Overall, though, I think the reason that most people voted for them is that many of us here value the way that their team is put together. We like teams that are mostly grown through the farm system. We like seeing young, talented players who are still excited just to be playing the game. My only question, then, is whether or not everybody here thinks we'll be able to see a team of our own with those qualities that we seemingly enjoy here any time soon?

We heard so much last offseason, and even into spring training, about the new direction that the club was taking. Tony La Russa talked at great length about how much he actually preferred a young, hungry club, much to our collective surprise. It seemed like everyone was on the same page. Truly, a welcome antidote to the turmoil and infighting that so characterized the last days of the Walt Jocketty regime.

Now, at the end of the very same season, where do we find ourselves? We had demands for trades for veteran, impact players. We have talk of the team's supposed closer of the future spending next season back in Memphis in favour of another season from the closer of the past. Worse, we hear talk that said young pitcher is being told to change the way he pitches, to work down in the zone more, to get on top of the ball, to stay more vertical, et cetera. We even hear talk of a disconnect between the on field management and the front office, a fundamental philosophical difference. To me, that's all more than a little bit worrisome.
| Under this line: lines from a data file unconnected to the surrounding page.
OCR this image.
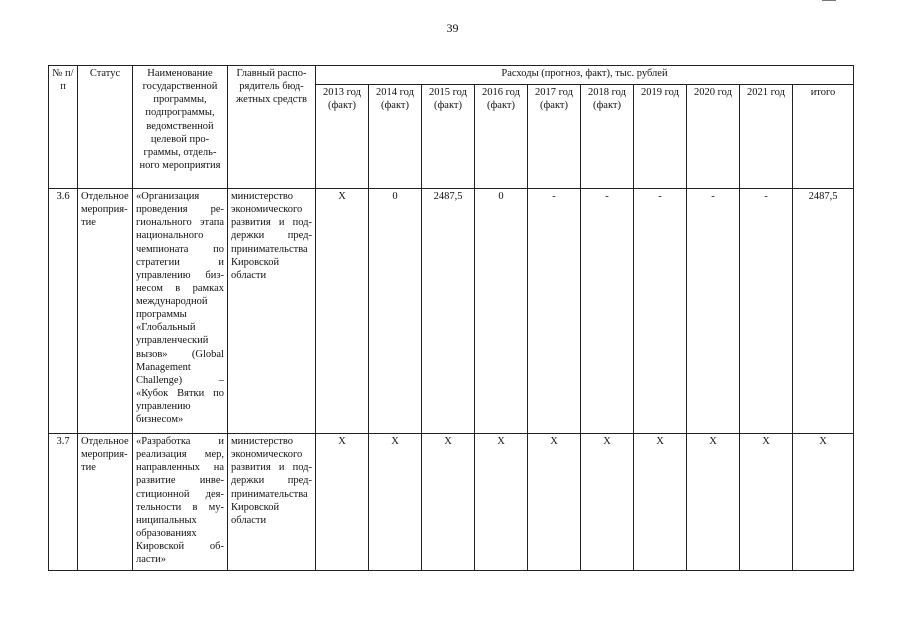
39
№ п/п	Статус	Наименование государственной программы, подпрограммы, ведомственной целевой программы, отдельного мероприятия	Главный распорядитель бюджетных средств	Расходы (прогноз, факт), тыс. рублей									
				2013 год (факт)	2014 год (факт)	2015 год (факт)	2016 год (факт)	2017 год (факт)	2018 год (факт)	2019 год	2020 год	2021 год	итого
3.6	Отдельное мероприятие	«Организация проведения регионального этапа национального чемпионата по стратегии и управлению бизнесом в рамках международной программы «Глобальный управленческий вызов» (Global Management Challenge) – «Кубок Вятки по управлению бизнесом»	министерство экономического развития и поддержки предпринимательства Кировской области	Х	0	2487,5	0	-	-	-	-	-	2487,5
3.7	Отдельное мероприятие	«Разработка и реализация мер, направленных на развитие инвестиционной деятельности в муниципальных образованиях Кировской области»	министерство экономического развития и поддержки предпринимательства Кировской области	Х	Х	Х	Х	Х	Х	Х	Х	Х	Х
Obviously, I don't necessarily want the Cardinals to be the Tampa Bay Rays. The Rays are a team that had to endure season after season of agonisingly bad play before finally reaching a point where it looks like they may have some real success for a while. The Cardinals shouldn't ever have to go through such an extended period of poor play, not with the fan base and resources they have. But still, with the Cards' long time pitching coach and managerial confidante signing a new contract yesterday, I think it's probably a fair question to ask. Do we, as fans, really see this team moving toward being the kind of team that we love to root for? Or do we see more of the same, with the same pitfalls looming up ahead that put the Cards into such a hole leading into the 2007 season? Does the team's philosophy truly match our own?
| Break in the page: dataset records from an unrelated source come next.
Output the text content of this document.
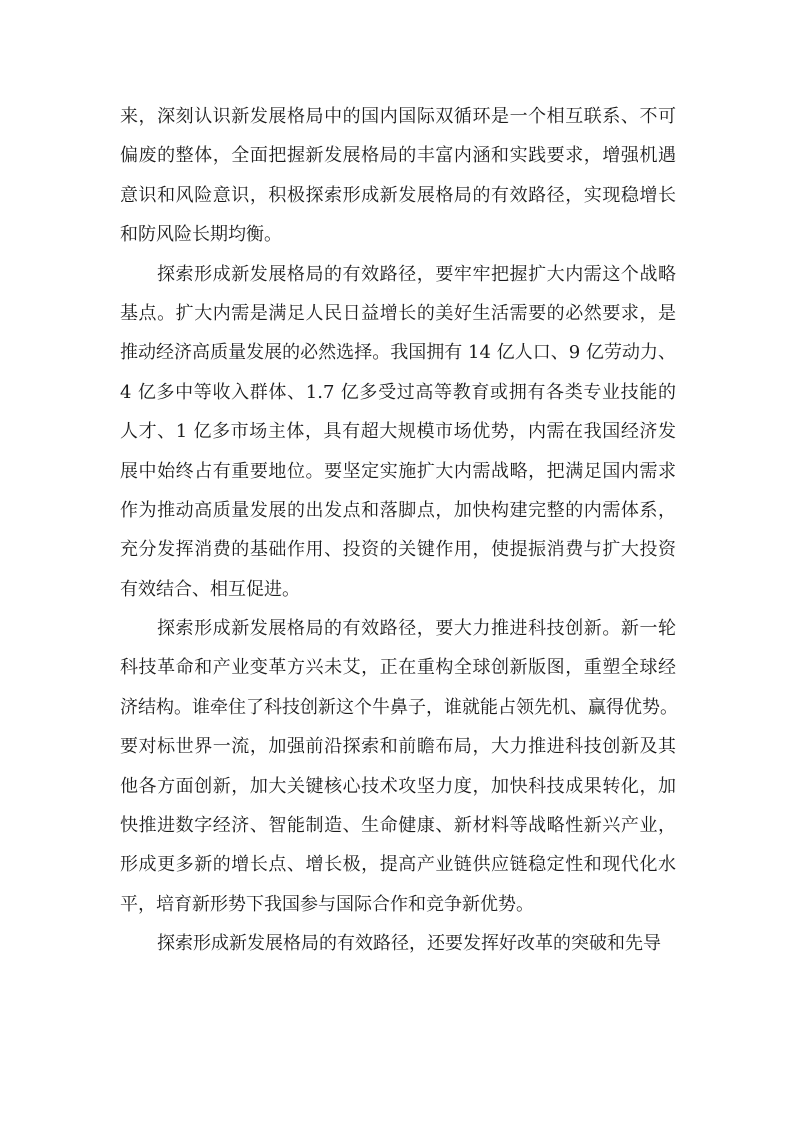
来，深刻认识新发展格局中的国内国际双循环是一个相互联系、不可
偏废的整体，全面把握新发展格局的丰富内涵和实践要求，增强机遇
意识和风险意识，积极探索形成新发展格局的有效路径，实现稳增长
和防风险长期均衡。
探索形成新发展格局的有效路径，要牢牢把握扩大内需这个战略
基点。扩大内需是满足人民日益增长的美好生活需要的必然要求，是
推动经济高质量发展的必然选择。我国拥有 14 亿人口、9 亿劳动力、
4 亿多中等收入群体、1.7 亿多受过高等教育或拥有各类专业技能的
人才、1 亿多市场主体，具有超大规模市场优势，内需在我国经济发
展中始终占有重要地位。要坚定实施扩大内需战略，把满足国内需求
作为推动高质量发展的出发点和落脚点，加快构建完整的内需体系，
充分发挥消费的基础作用、投资的关键作用，使提振消费与扩大投资
有效结合、相互促进。
探索形成新发展格局的有效路径，要大力推进科技创新。新一轮
科技革命和产业变革方兴未艾，正在重构全球创新版图，重塑全球经
济结构。谁牵住了科技创新这个牛鼻子，谁就能占领先机、赢得优势。
要对标世界一流，加强前沿探索和前瞻布局，大力推进科技创新及其
他各方面创新，加大关键核心技术攻坚力度，加快科技成果转化，加
快推进数字经济、智能制造、生命健康、新材料等战略性新兴产业，
形成更多新的增长点、增长极，提高产业链供应链稳定性和现代化水
平，培育新形势下我国参与国际合作和竞争新优势。
探索形成新发展格局的有效路径，还要发挥好改革的突破和先导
Or, heck, maybe I'm just reading way too much into all of this and grasping at straws to find something to write about on a Saturday morning in October. You could always just go with that, too, if you really dislike what I write. Either way.

I'll be back a bit later on with a game thread for the day's playoff action. Have a nice day, everyone.

Oh, and one other thing. This will most likely be my final Saturday post. Thanks to all of you who have made the assignment rewarding enough to justify having to actually drag my carcass out of the sweet, stuporous embrace of a Saturday morning to try and string together some coherent thoughts. Sadly, I find my energy simply unequal to the task of a full time gig over at the RFT, two days here, and the every once in a while that I have a chance to toss off something over at Future Redbirds. Something had to give. Thanks again, everybody.